Japan is full of contrasts — ancient temples and ultra-modern cities, geishas and suited businessmen, timeless traditions and kawaii-cute pop culture.

Welcome spring at the annual cherry blossom festival

Springtime in Japan is a magical time. From March to May the landscape is transformed into a blossoming pink wonderland and April is when the annual cherry blossom festival takes place. Tokyo’s Ueno Park is the place for picnics and traditional hanami (flower viewing) while Kyoto holds nighttime Hanami festivals against a backdrop of geisha girls and temples. It’s not just spring that’s celebrated either — there are the winter snow and ice festivals, summer’s fireworks season, and the autumn harvest festivals.

Stay in a traditional ryokan guesthouse in Kyoto

Kyoto’s traditional ryokan guesthouses offer a truly immersive cultural experience. After a day visiting ancient temples, there’s nothing like slipping into a yukata (cotton robe) and slippers and settling in for an evening of simple pleasures — a traditional multi-course kasekei dinner of local and seasonal specialties, a soak in one of the inn’s communal hot spring onsen, and a night’s sleep on a futon or traditional tatami mat.

Soak in a hot spring onsen with views of Mt Fuji

Japan’s hot spring towns are plentiful and a popular weekend getaway. Kusatsu, in the north, has more than 100 hot springs including the famous Yubatake, a large pool where the hot mineral water comes gushing down a wooden chute. Hakone, though, is one for the list. This hot spring town where visitors get about in yukata robes and slippers has views of Mt Fuji and a mind boggling array of hot springs — private hotel room onsen, indoor and outdoor ones as well as chocolate and sake onsen. 
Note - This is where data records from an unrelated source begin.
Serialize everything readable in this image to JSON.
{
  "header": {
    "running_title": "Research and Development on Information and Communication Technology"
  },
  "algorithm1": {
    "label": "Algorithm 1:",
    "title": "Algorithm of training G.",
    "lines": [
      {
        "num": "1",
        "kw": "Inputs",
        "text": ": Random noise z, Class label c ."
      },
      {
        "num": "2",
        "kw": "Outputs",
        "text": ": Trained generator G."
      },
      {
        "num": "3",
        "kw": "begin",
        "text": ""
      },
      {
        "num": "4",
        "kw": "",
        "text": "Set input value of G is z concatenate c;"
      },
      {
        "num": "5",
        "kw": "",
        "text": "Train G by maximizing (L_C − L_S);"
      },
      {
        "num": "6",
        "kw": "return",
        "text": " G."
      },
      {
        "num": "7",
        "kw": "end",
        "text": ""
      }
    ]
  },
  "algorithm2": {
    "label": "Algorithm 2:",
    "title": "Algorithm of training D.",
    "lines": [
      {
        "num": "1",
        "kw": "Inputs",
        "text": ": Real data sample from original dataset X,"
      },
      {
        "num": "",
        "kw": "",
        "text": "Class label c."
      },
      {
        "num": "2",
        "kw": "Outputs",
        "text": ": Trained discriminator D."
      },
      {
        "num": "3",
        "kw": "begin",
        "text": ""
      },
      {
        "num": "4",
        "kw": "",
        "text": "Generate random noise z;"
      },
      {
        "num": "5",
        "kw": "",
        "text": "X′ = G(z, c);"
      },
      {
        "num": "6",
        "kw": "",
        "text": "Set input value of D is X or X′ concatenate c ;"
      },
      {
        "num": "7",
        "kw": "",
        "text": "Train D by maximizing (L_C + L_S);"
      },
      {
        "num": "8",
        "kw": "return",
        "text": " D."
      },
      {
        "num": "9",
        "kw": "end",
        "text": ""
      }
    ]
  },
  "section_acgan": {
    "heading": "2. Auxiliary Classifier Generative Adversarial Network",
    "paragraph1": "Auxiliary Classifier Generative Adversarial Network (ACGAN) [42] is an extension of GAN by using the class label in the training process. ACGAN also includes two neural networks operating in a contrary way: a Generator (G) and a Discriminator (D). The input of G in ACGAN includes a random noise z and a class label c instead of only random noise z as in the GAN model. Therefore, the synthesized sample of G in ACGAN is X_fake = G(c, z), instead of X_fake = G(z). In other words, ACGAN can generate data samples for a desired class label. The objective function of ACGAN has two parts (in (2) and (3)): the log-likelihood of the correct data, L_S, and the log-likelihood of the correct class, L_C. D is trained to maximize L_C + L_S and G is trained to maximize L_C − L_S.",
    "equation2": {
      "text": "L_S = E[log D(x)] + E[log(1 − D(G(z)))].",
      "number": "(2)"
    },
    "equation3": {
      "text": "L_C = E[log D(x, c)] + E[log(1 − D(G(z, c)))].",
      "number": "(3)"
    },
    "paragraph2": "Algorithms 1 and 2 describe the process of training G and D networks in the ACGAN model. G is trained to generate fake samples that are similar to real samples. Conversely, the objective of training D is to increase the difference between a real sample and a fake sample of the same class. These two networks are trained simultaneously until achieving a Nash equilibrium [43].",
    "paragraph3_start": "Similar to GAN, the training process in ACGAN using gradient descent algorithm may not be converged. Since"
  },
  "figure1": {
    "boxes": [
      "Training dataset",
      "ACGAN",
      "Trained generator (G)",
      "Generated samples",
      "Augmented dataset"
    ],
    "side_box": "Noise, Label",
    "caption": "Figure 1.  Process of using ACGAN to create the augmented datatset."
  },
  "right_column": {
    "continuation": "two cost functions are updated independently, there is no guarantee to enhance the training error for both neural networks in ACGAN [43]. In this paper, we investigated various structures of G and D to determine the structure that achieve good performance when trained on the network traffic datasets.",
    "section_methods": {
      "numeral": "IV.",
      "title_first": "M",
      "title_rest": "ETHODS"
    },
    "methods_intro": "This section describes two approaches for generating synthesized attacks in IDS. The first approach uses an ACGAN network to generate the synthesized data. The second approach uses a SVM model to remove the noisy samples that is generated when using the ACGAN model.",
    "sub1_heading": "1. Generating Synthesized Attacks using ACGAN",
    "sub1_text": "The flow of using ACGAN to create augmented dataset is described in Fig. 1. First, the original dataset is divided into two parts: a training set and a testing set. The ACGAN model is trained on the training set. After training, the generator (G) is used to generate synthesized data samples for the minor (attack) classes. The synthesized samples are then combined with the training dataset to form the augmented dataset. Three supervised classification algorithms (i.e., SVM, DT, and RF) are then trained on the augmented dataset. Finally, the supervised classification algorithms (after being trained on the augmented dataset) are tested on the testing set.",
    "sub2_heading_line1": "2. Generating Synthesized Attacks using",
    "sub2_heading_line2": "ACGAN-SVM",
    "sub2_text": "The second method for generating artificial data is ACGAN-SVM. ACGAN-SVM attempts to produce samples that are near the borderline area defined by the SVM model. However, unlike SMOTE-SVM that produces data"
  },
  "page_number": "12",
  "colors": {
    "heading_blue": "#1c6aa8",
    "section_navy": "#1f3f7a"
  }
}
Explore Tokyo’s buzzy scene, where old mingles with new

Exciting and energetic, Tokyo is best explored in sections. Asakusa is home to its oldest temples, Tsukiji Markets the spot of its famed tuna auctions, while Happo-en Japanese Garden is the place to experience a traditional tea drinking ceremony. For a taste of its pop-culture, there are the quirky cat and owl cafes, the nerdy manga scene in Akihabara and the famed Bo-Peep costumed girls in Harijuku. 

Go on a foodie trail

Okinamaya pancake in Osaka, cheesecake in Tokyo, melt-in-your-mouth Kobe beef and Fukui’s echizen crab — Japan is an exciting place to eat. While in cities like Tokyo and Osaka you can find ramen, sushi or gyoza-only restaurants alongside pricey sushi and omakase (a chef’s choice venue) it’s regional Japan, with its focus on local and seasonal produce, that’s a foodie’s delight.